For those keeping score, it's Laura Ingalls, 2, and Rhoda Morgenstern, 0. Former Little House on the Prairie child star Melissa Gilbert trounced onetime Rhoda star Valerie Harper in a rerun of last November's voided Screen Actors Guild presidential election. According to results made public Saturday, Gilbert won 57 percent of the vote to Harper's 34. At last night's world premiere of Ice Age at New York's Radio City Music Hall, star Ray Romano, on hearing of Gilbert's triumph, joked to TV Guide Online: "Tell her I won't take any more non-union work."
It's official: Late Show host David Letterman has decided to
stay with CBS and not jump ship to ABC. Sources tell TV Guide Online that
Dave signed a five-year contract with the Eye, with options to exit sooner
if he so chooses. On Monday night's show, he joked: "CBS, all of a sudden,
they can't kiss up to me enough — it's crazy. I finally got a get-well
card for my bypass surgery two years ago... When I drop dead, there won't be
this much press." More seriously, he expressed regret for the Damaclean
sword that hung over newsman Ted Koppel's head during negotiations
— ABC now confirms Nightline will stay put. "He is one of a very
small group that represents the highest echelon of broadcast achievement,
without question," Letterman said. "He, at very least, deserves the right to
determine his own professional future."
Aussie actor Guy Pearce is a career chameleon. Over the years, he's gone from a dragalicious female impersonator in Priscilla, Queen of the Desert to a tattooed, platinum-blond badass in Memento. Sadly, work doesn't permit him to keep his faboo 'do from the latter movie.
"I must admit, I always prefer to have long hair," Pearce grins. "But it always gets cut off for a job. In The Count of Monte Cristo, I wore a wig. And after The Time Machine, I did an Australian film called The Hard Word with Rachel Griffiths. My hair is slightly longer in that one as well. If I had my way, my hair would be quite long!"
Hmm, that would be our preference, too... A thespian's
Once upon a time, rising starlet Azura Skye received a phone call from her agent that she easily could have mistaken for a chat with her fairy godmother. "She said I'd been offered the lead in the Cinderella story no audition or anything!" the 19-year-old tells TV Guide Online. "It was a huge deal... very flattering."
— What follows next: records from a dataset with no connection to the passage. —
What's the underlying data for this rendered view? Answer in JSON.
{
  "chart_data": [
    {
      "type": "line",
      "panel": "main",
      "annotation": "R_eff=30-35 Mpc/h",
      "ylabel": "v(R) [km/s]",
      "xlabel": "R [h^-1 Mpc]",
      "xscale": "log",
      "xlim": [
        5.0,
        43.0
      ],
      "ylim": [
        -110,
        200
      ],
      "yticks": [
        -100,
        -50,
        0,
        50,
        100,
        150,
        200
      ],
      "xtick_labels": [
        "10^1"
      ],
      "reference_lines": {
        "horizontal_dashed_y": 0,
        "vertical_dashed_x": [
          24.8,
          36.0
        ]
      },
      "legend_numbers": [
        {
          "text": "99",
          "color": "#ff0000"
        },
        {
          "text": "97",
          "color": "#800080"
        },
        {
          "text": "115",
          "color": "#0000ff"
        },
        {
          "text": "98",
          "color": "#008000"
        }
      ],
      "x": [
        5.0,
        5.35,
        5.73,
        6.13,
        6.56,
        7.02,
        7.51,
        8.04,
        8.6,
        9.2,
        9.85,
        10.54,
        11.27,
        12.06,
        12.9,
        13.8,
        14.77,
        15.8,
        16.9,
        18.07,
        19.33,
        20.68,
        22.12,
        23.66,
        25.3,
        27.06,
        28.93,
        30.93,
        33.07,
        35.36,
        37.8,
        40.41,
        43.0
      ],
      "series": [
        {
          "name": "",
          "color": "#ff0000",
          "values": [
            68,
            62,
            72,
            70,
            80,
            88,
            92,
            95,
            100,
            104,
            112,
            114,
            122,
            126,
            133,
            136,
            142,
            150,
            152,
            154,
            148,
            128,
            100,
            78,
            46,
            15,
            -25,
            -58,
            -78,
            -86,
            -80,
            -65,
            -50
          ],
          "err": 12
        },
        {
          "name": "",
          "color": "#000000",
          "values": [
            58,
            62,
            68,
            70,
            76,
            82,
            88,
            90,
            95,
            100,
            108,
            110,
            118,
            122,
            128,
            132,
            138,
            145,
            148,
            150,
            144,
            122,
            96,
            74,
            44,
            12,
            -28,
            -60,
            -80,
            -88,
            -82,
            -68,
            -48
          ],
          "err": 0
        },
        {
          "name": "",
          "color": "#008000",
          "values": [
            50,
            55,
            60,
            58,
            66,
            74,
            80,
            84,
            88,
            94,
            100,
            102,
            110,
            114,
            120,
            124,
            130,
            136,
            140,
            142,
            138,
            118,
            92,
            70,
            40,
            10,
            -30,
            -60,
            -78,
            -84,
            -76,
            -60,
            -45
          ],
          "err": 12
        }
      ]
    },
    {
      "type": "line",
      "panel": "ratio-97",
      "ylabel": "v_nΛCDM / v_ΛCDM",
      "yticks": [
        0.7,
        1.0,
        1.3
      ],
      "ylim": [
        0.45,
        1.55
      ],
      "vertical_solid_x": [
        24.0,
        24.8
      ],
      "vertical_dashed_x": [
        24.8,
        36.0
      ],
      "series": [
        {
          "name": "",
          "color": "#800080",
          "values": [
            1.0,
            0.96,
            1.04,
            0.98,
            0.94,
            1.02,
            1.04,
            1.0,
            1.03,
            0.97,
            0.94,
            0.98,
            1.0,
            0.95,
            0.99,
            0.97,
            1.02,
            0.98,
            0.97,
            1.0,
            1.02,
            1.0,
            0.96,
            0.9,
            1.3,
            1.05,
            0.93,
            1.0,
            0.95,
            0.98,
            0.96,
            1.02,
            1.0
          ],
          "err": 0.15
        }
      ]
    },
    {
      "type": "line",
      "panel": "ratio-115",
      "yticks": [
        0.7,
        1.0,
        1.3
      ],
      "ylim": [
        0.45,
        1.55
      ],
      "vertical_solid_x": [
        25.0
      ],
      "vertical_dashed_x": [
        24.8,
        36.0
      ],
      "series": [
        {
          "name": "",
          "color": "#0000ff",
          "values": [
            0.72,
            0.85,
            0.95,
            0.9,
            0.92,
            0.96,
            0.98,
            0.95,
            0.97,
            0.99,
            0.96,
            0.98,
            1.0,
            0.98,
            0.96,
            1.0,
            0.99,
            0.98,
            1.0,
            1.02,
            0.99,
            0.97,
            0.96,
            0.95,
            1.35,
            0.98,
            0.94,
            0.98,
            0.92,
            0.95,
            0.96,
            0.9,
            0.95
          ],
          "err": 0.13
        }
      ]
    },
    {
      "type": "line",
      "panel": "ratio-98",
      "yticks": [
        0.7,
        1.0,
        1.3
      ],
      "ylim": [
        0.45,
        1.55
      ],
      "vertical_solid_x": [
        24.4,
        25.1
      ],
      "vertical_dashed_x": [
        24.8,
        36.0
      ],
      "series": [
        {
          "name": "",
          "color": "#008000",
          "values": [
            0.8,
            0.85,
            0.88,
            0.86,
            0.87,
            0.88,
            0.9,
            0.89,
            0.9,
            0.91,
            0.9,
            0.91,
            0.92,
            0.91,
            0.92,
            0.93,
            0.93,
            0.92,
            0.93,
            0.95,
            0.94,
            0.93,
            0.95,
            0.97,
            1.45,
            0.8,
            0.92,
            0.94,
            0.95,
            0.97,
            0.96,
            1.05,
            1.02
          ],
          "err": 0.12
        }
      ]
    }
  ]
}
Then, the enchanting actress was informed that ABC's Wonderful World of Disney retelling (premiering Sunday night at 7 pm/ET) would be based on the Gregory Maguire novel Confessions of an Ugly Stepsister. "At that point, it dawned on me that they didn't want me to play Cinderella, they wanted me for the ugly stepsister," she recalls, aghast. "They didn't even need to see me, they just knew I was her.
"I was like, 'Oh my God!'" she continues. "But I read the script, and it wasn't nearly as insulting as it sounds."